Water in nature carries an electrode, but only thanks to the impurities in it, which dissolve into free ions and allow the electrode to pass through. Purified, distilled water becomes “metallic”, that is, it conducts electricity only under extremely high pressure, which is beyond our current capabilities in the laboratory.
However, as recent researchers have shown for the first time in history, only high pressure can cause metallic properties in distilled water.
When distilled water and electrons share contact with alkali metals, in this case an alloy of sodium and potassium, freely moving charged particles are added and the water becomes metallic.

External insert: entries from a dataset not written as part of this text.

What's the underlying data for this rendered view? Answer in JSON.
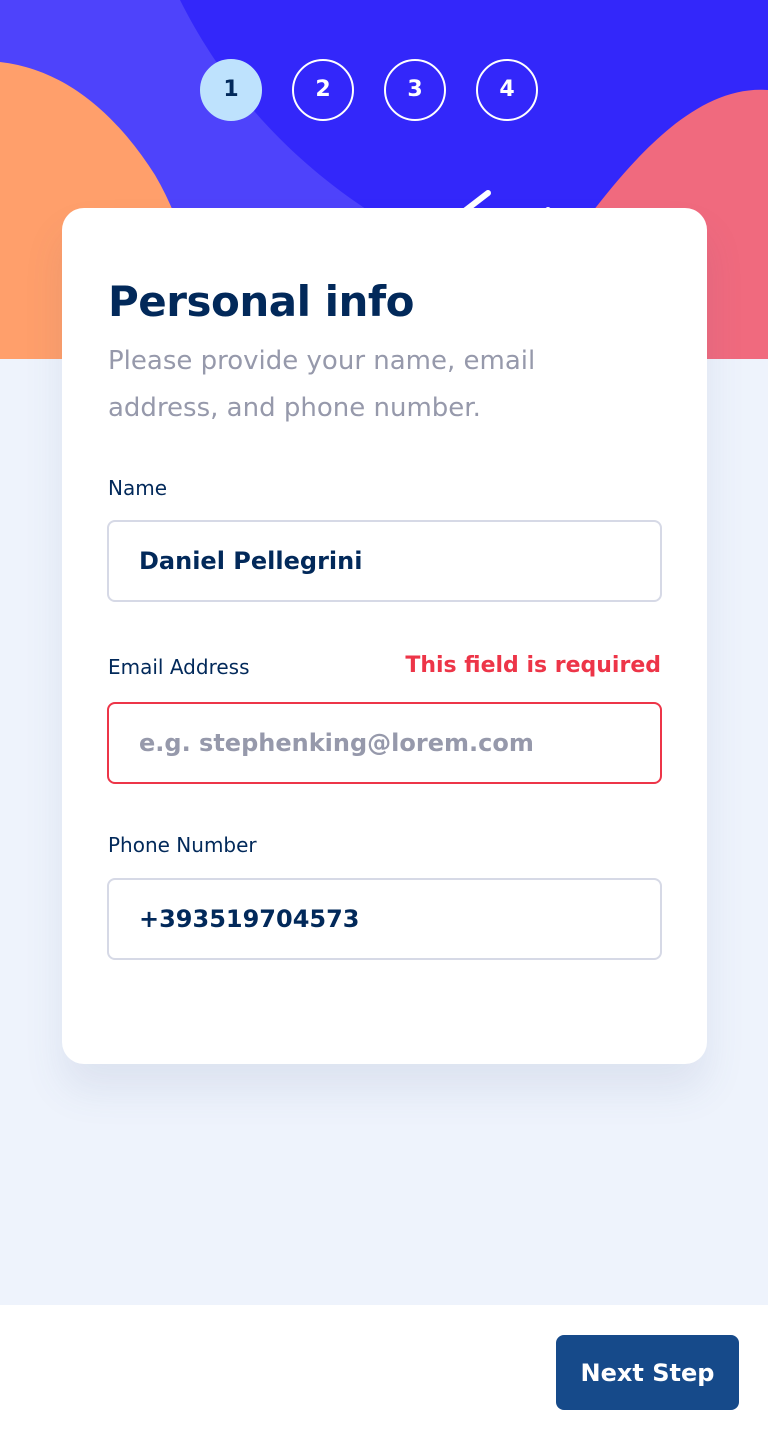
{
  "steps": [
    "1",
    "2",
    "3",
    "4"
  ],
  "active_step": 1,
  "colors": {
    "hero_blue": "#3327fa",
    "accent_orange": "#ff9f6b",
    "accent_pink": "#f06a7e",
    "marine_blue": "#02295a",
    "error_red": "#ed3548",
    "button_blue": "#164a8a",
    "step_active": "#bee2fd"
  },
  "form": {
    "title": "Personal info",
    "subtitle": "Please provide your name, email address, and phone number.",
    "fields": {
      "name": {
        "label": "Name",
        "value": "Daniel Pellegrini"
      },
      "email": {
        "label": "Email Address",
        "error": "This field is required",
        "value": "",
        "placeholder": "e.g. stephenking@lorem.com"
      },
      "phone": {
        "label": "Phone Number",
        "value": "+393519704573"
      }
    }
  },
  "footer": {
    "next_label": "Next Step"
  }
}
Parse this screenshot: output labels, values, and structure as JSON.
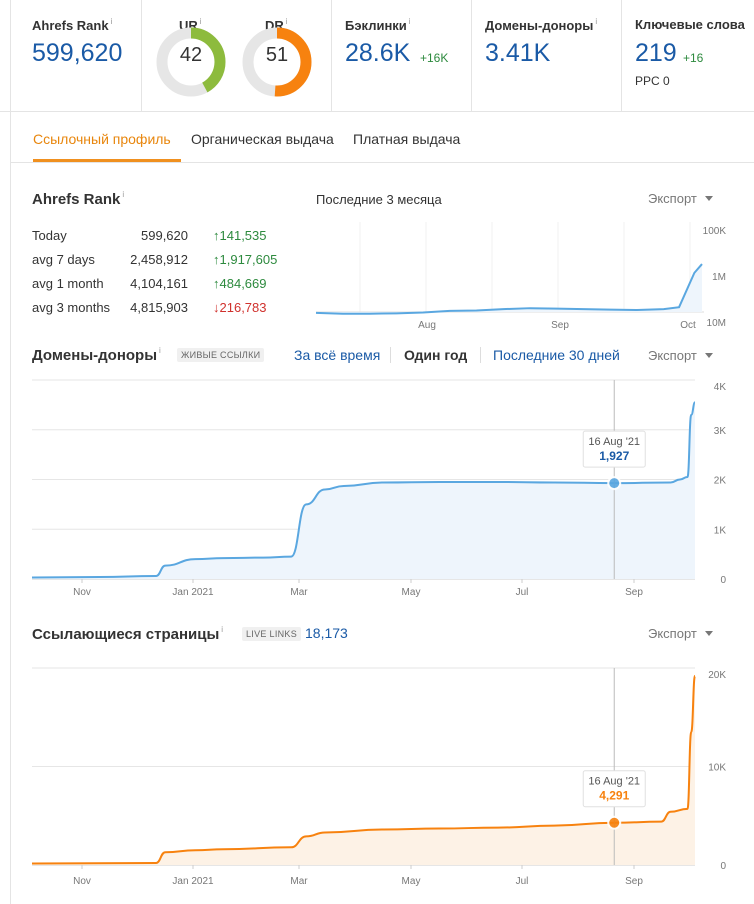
{
  "metrics": {
    "ahrefs_rank": {
      "label": "Ahrefs Rank",
      "value": "599,620"
    },
    "ur": {
      "label": "UR",
      "value": "42",
      "score": 42,
      "color": "#8dbb3d"
    },
    "dr": {
      "label": "DR",
      "value": "51",
      "score": 51,
      "color": "#f7820f"
    },
    "backlinks": {
      "label": "Бэклинки",
      "value": "28.6K",
      "delta": "+16K"
    },
    "ref_domains": {
      "label": "Домены-доноры",
      "value": "3.41K"
    },
    "keywords": {
      "label": "Ключевые слова",
      "value": "219",
      "delta": "+16",
      "sub": "PPC 0"
    }
  },
  "info_mark": "i",
  "tabs": [
    {
      "label": "Ссылочный профиль",
      "active": true
    },
    {
      "label": "Органическая выдача",
      "active": false
    },
    {
      "label": "Платная выдача",
      "active": false
    }
  ],
  "rank_section": {
    "title": "Ahrefs Rank",
    "period_label": "Последние 3 месяца",
    "export_label": "Экспорт",
    "rows": [
      {
        "label": "Today",
        "value": "599,620",
        "change": "141,535",
        "direction": "up"
      },
      {
        "label": "avg 7 days",
        "value": "2,458,912",
        "change": "1,917,605",
        "direction": "up"
      },
      {
        "label": "avg 1 month",
        "value": "4,104,161",
        "change": "484,669",
        "direction": "up"
      },
      {
        "label": "avg 3 months",
        "value": "4,815,903",
        "change": "216,783",
        "direction": "down"
      }
    ]
  },
  "ref_domains_section": {
    "title": "Домены-доноры",
    "badge": "ЖИВЫЕ ССЫЛКИ",
    "ranges": [
      {
        "label": "За всё время",
        "active": false
      },
      {
        "label": "Один год",
        "active": true
      },
      {
        "label": "Последние 30 дней",
        "active": false
      }
    ],
    "export_label": "Экспорт"
  },
  "ref_pages_section": {
    "title": "Ссылающиеся страницы",
    "badge": "LIVE LINKS",
    "count": "18,173",
    "export_label": "Экспорт"
  },
  "chart_data": [
    {
      "type": "area",
      "name": "rank",
      "color": "#5aa7e0",
      "x_ticks": [
        "Aug",
        "Sep",
        "Oct"
      ],
      "y_ticks": [
        "100K",
        "1M",
        "10M"
      ],
      "y_scale": "log-reversed",
      "x": [
        "2021-07-01",
        "2021-07-08",
        "2021-07-15",
        "2021-07-22",
        "2021-07-29",
        "2021-08-05",
        "2021-08-12",
        "2021-08-19",
        "2021-08-26",
        "2021-09-02",
        "2021-09-09",
        "2021-09-16",
        "2021-09-23",
        "2021-09-30",
        "2021-10-04",
        "2021-10-08",
        "2021-10-10"
      ],
      "values": [
        5200000,
        5400000,
        5400000,
        5300000,
        5100000,
        4700000,
        4600000,
        4300000,
        4100000,
        4200000,
        4300000,
        4400000,
        4500000,
        4300000,
        3900000,
        700000,
        450000
      ]
    },
    {
      "type": "area",
      "name": "ref_domains",
      "color": "#5aa7e0",
      "fill": "#eef5fc",
      "x_ticks": [
        "Nov",
        "Jan 2021",
        "Mar",
        "May",
        "Jul",
        "Sep"
      ],
      "y_ticks": [
        "4K",
        "3K",
        "2K",
        "1K",
        "0"
      ],
      "ylim": [
        0,
        4000
      ],
      "x": [
        "2020-10-10",
        "2020-11-15",
        "2020-12-15",
        "2020-12-20",
        "2021-01-05",
        "2021-01-20",
        "2021-02-10",
        "2021-02-25",
        "2021-03-05",
        "2021-03-15",
        "2021-03-25",
        "2021-04-15",
        "2021-05-15",
        "2021-06-15",
        "2021-07-15",
        "2021-08-16",
        "2021-09-15",
        "2021-09-20",
        "2021-09-24",
        "2021-09-26",
        "2021-09-28"
      ],
      "values": [
        30,
        40,
        60,
        270,
        400,
        420,
        430,
        450,
        1500,
        1800,
        1870,
        1940,
        1950,
        1950,
        1940,
        1927,
        1940,
        2000,
        2050,
        3300,
        3550
      ],
      "tooltip": {
        "date": "16 Aug '21",
        "value": "1,927",
        "x": "2021-08-16",
        "y": 1927
      }
    },
    {
      "type": "area",
      "name": "ref_pages",
      "color": "#f7820f",
      "fill": "#fdf2e6",
      "x_ticks": [
        "Nov",
        "Jan 2021",
        "Mar",
        "May",
        "Jul",
        "Sep"
      ],
      "y_ticks": [
        "20K",
        "10K",
        "0"
      ],
      "ylim": [
        0,
        20000
      ],
      "x": [
        "2020-10-10",
        "2020-12-15",
        "2020-12-20",
        "2021-01-05",
        "2021-01-20",
        "2021-02-25",
        "2021-03-05",
        "2021-03-15",
        "2021-04-15",
        "2021-05-15",
        "2021-06-15",
        "2021-07-15",
        "2021-08-16",
        "2021-09-10",
        "2021-09-15",
        "2021-09-24",
        "2021-09-26",
        "2021-09-28"
      ],
      "values": [
        150,
        200,
        1300,
        1500,
        1600,
        1800,
        2900,
        3300,
        3600,
        3700,
        3800,
        4000,
        4291,
        4400,
        5400,
        5700,
        13500,
        19200
      ],
      "tooltip": {
        "date": "16 Aug '21",
        "value": "4,291",
        "x": "2021-08-16",
        "y": 4291
      }
    }
  ]
}
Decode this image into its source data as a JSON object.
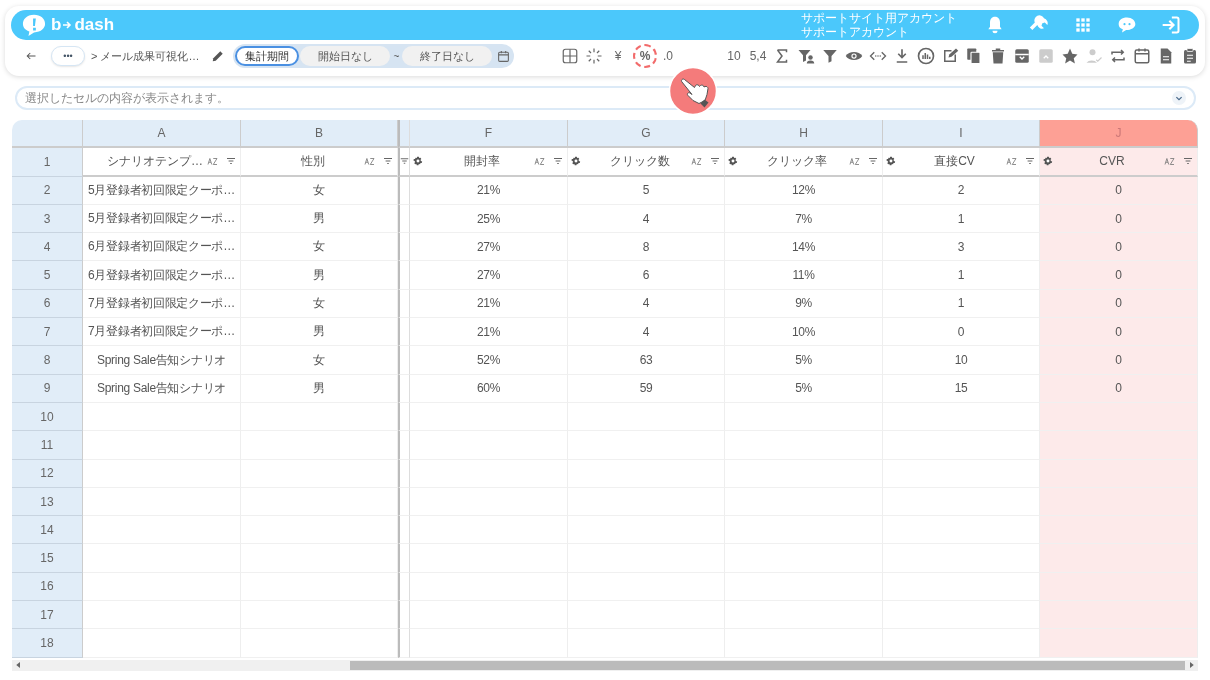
{
  "header": {
    "logo_left": "b",
    "logo_right": "dash",
    "account_lines": [
      "サポートサイト用アカウント",
      "サポートアカウント"
    ]
  },
  "nav": {
    "more": "•••",
    "breadcrumb": "> メール成果可視化…",
    "period_tabs": [
      {
        "label": "集計期間",
        "selected": true
      }
    ],
    "start": "開始日なし",
    "separator": "~",
    "end": "終了日なし"
  },
  "toolbar": [
    {
      "kind": "grid",
      "disabled": false
    },
    {
      "kind": "sparkle",
      "disabled": false
    },
    {
      "kind": "text",
      "label": "¥",
      "highlighted": false,
      "disabled": false
    },
    {
      "kind": "text",
      "label": "%",
      "highlighted": true,
      "disabled": false
    },
    {
      "kind": "text",
      "label": ".0",
      "highlighted": false,
      "disabled": false
    },
    {
      "kind": "text",
      "label": "10",
      "highlighted": false,
      "disabled": false
    },
    {
      "kind": "text",
      "label": "5,4",
      "highlighted": false,
      "disabled": false
    },
    {
      "kind": "sigma",
      "disabled": false
    },
    {
      "kind": "filter-person",
      "disabled": false
    },
    {
      "kind": "filter",
      "disabled": false
    },
    {
      "kind": "eye",
      "disabled": false
    },
    {
      "kind": "code",
      "disabled": false
    },
    {
      "kind": "download",
      "disabled": false
    },
    {
      "kind": "chart",
      "disabled": false
    },
    {
      "kind": "edit",
      "disabled": false
    },
    {
      "kind": "copy",
      "disabled": false
    },
    {
      "kind": "trash",
      "disabled": false
    },
    {
      "kind": "archive",
      "disabled": false
    },
    {
      "kind": "unarchive",
      "disabled": true
    },
    {
      "kind": "star",
      "disabled": false
    },
    {
      "kind": "person-check",
      "disabled": true
    },
    {
      "kind": "swap",
      "disabled": false
    },
    {
      "kind": "calendar",
      "disabled": false
    },
    {
      "kind": "document",
      "disabled": false
    },
    {
      "kind": "clipboard",
      "disabled": false
    }
  ],
  "formula_bar": {
    "placeholder": "選択したセルの内容が表示されます。"
  },
  "columns": [
    {
      "letter": "A",
      "name": "シナリオテンプ…",
      "kind": "text",
      "selected": false
    },
    {
      "letter": "B",
      "name": "性別",
      "kind": "text",
      "selected": false
    },
    {
      "letter": "F",
      "name": "開封率",
      "kind": "metric",
      "selected": false
    },
    {
      "letter": "G",
      "name": "クリック数",
      "kind": "metric",
      "selected": false
    },
    {
      "letter": "H",
      "name": "クリック率",
      "kind": "metric",
      "selected": false
    },
    {
      "letter": "I",
      "name": "直接CV",
      "kind": "metric",
      "selected": false
    },
    {
      "letter": "J",
      "name": "CVR",
      "kind": "metric",
      "selected": true
    }
  ],
  "header_row": "1",
  "rows": [
    {
      "num": "2",
      "cells": [
        "5月登録者初回限定クーポ…",
        "女",
        "21%",
        "5",
        "12%",
        "2",
        "0"
      ]
    },
    {
      "num": "3",
      "cells": [
        "5月登録者初回限定クーポ…",
        "男",
        "25%",
        "4",
        "7%",
        "1",
        "0"
      ]
    },
    {
      "num": "4",
      "cells": [
        "6月登録者初回限定クーポ…",
        "女",
        "27%",
        "8",
        "14%",
        "3",
        "0"
      ]
    },
    {
      "num": "5",
      "cells": [
        "6月登録者初回限定クーポ…",
        "男",
        "27%",
        "6",
        "11%",
        "1",
        "0"
      ]
    },
    {
      "num": "6",
      "cells": [
        "7月登録者初回限定クーポ…",
        "女",
        "21%",
        "4",
        "9%",
        "1",
        "0"
      ]
    },
    {
      "num": "7",
      "cells": [
        "7月登録者初回限定クーポ…",
        "男",
        "21%",
        "4",
        "10%",
        "0",
        "0"
      ]
    },
    {
      "num": "8",
      "cells": [
        "Spring Sale告知シナリオ",
        "女",
        "52%",
        "63",
        "5%",
        "10",
        "0"
      ]
    },
    {
      "num": "9",
      "cells": [
        "Spring Sale告知シナリオ",
        "男",
        "60%",
        "59",
        "5%",
        "15",
        "0"
      ]
    },
    {
      "num": "10",
      "cells": []
    },
    {
      "num": "11",
      "cells": []
    },
    {
      "num": "12",
      "cells": []
    },
    {
      "num": "13",
      "cells": []
    },
    {
      "num": "14",
      "cells": []
    },
    {
      "num": "15",
      "cells": []
    },
    {
      "num": "16",
      "cells": []
    },
    {
      "num": "17",
      "cells": []
    },
    {
      "num": "18",
      "cells": []
    }
  ]
}
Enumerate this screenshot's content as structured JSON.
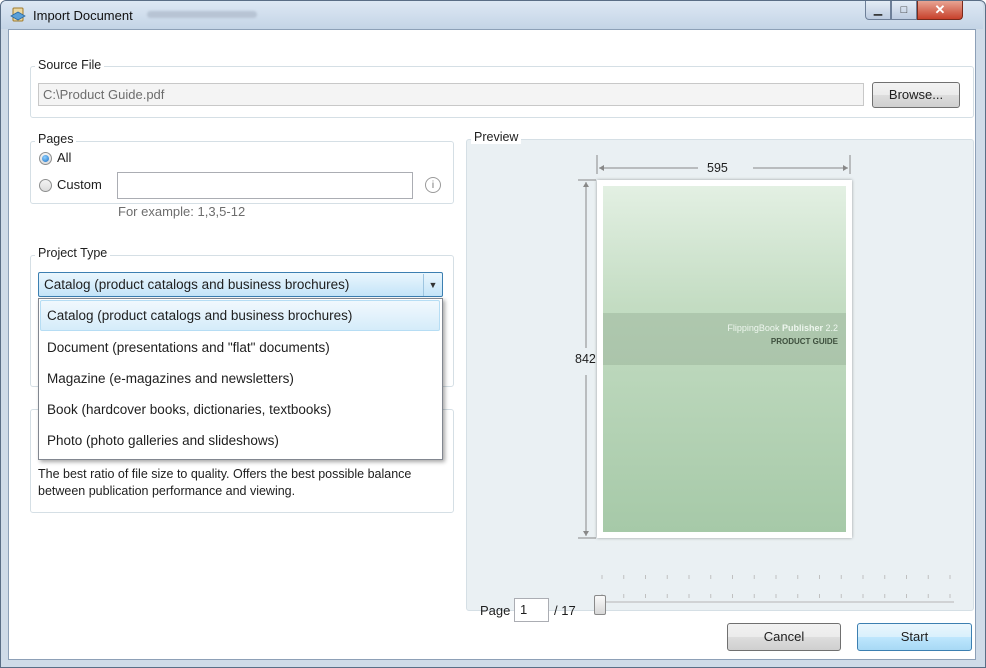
{
  "window": {
    "title": "Import Document"
  },
  "source_file": {
    "legend": "Source File",
    "path": "C:\\Product Guide.pdf",
    "browse_label": "Browse..."
  },
  "pages": {
    "legend": "Pages",
    "all_label": "All",
    "custom_label": "Custom",
    "custom_value": "",
    "hint": "For example: 1,3,5-12"
  },
  "project_type": {
    "legend": "Project Type",
    "selected": "Catalog (product catalogs and business brochures)",
    "options": [
      "Catalog (product catalogs and business brochures)",
      "Document (presentations and \"flat\" documents)",
      "Magazine (e-magazines and newsletters)",
      "Book (hardcover books, dictionaries, textbooks)",
      "Photo (photo galleries and slideshows)"
    ]
  },
  "quality": {
    "description": "The best ratio of file size to quality. Offers the best possible balance between publication performance and viewing."
  },
  "preview": {
    "legend": "Preview",
    "width_label": "595",
    "height_label": "842",
    "cover_brand": "FlippingBook",
    "cover_product": "Publisher",
    "cover_version": "2.2",
    "cover_subtitle": "PRODUCT GUIDE",
    "page_label": "Page",
    "page_value": "1",
    "page_total": "/ 17",
    "slider_fraction": 0
  },
  "footer": {
    "cancel_label": "Cancel",
    "start_label": "Start"
  },
  "colors": {
    "accent": "#3c7fb1",
    "selection": "#d5ecfa",
    "cover_green": "#a6c9a8"
  }
}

The electrical conductivity obtained in this way lasts only a few seconds, but is an important step forward in the direct study of this phase of water.
“You can see the phase of transition to metal water with the naked eye! “The silver drop of sodium-potassium is covered with golden light, which is very impressive,” said Robert Zeidel, a physicist at the Helholmtz Center for Materials and Energy in Berlin.
Under sufficiently high pressures, theoretically almost any material can become conductive. The idea is that if we put the atoms close enough to each other, the orbitals of the outer electrons will start to overlap each other, allowing them to move. In the case of water, such a pressure is about 48 megabytes – 48 million times higher than the Earth’s atmospheric pressure at sea level.
Although such pressures are achieved in a laboratory setting, such experiments would be inappropriate for the study of metallic water. Accordingly, a team of researchers led by chemist Pavel Jungvirt of the Czech Academy of Sciences turned to alkali metals.
These substances separate their external electrons very easily, which means that in airtight distilled water, without high pressure, you should be able to excite the electron-sharing properties. However, there is one problem: alkali metals are highly reactive to liquid water, sometimes even to the point of explosion. Just throw a piece of metal in the water and you will see an explosion.
A team of researchers has found a fairly clever way to solve this problem. What if instead of adding metal to the water, we add water to the metal itself?
The group placed a small drop of sodium-potassium alloy in liquid form at room temperature in a vacuum chamber, and then, by vapor deposition, very carefully added a thin layer of distilled water.
Upon contact, electrons and metal cations (positively charged ions) were introduced into the water from the alloy.
This not only gave the water a golden glow, but also made it conductive – just like what we saw in metallic water under high pressure.
This was the confirmation of optical reflection spectroscopy and synchronous X-ray photoelectron spectroscopy. The two characteristics – the golden glow and the conductive band – occupied two different frequency ranges, allowing the group to clearly identify both.
In addition to giving us a better idea of this phase of transition here on Earth, this study may also allow us to study in detail the extremely high pressure environments of the large planets.
Liquid metallic hydrogen is thought to swirl in icy planets in the solar system, such as Neptune and Uranus. According to researchers, only Jupiter should have the high pressure required to metallize purified water.
The ability to replicate the entrails of the giant planets of the solar system is truly exciting.
“Our research shows that it is indeed possible to get metallic water on Earth; At the same time, it describes the spectroscopic characteristics of its beautiful, golden metallic glow, ”says physicist Robert Zaidel.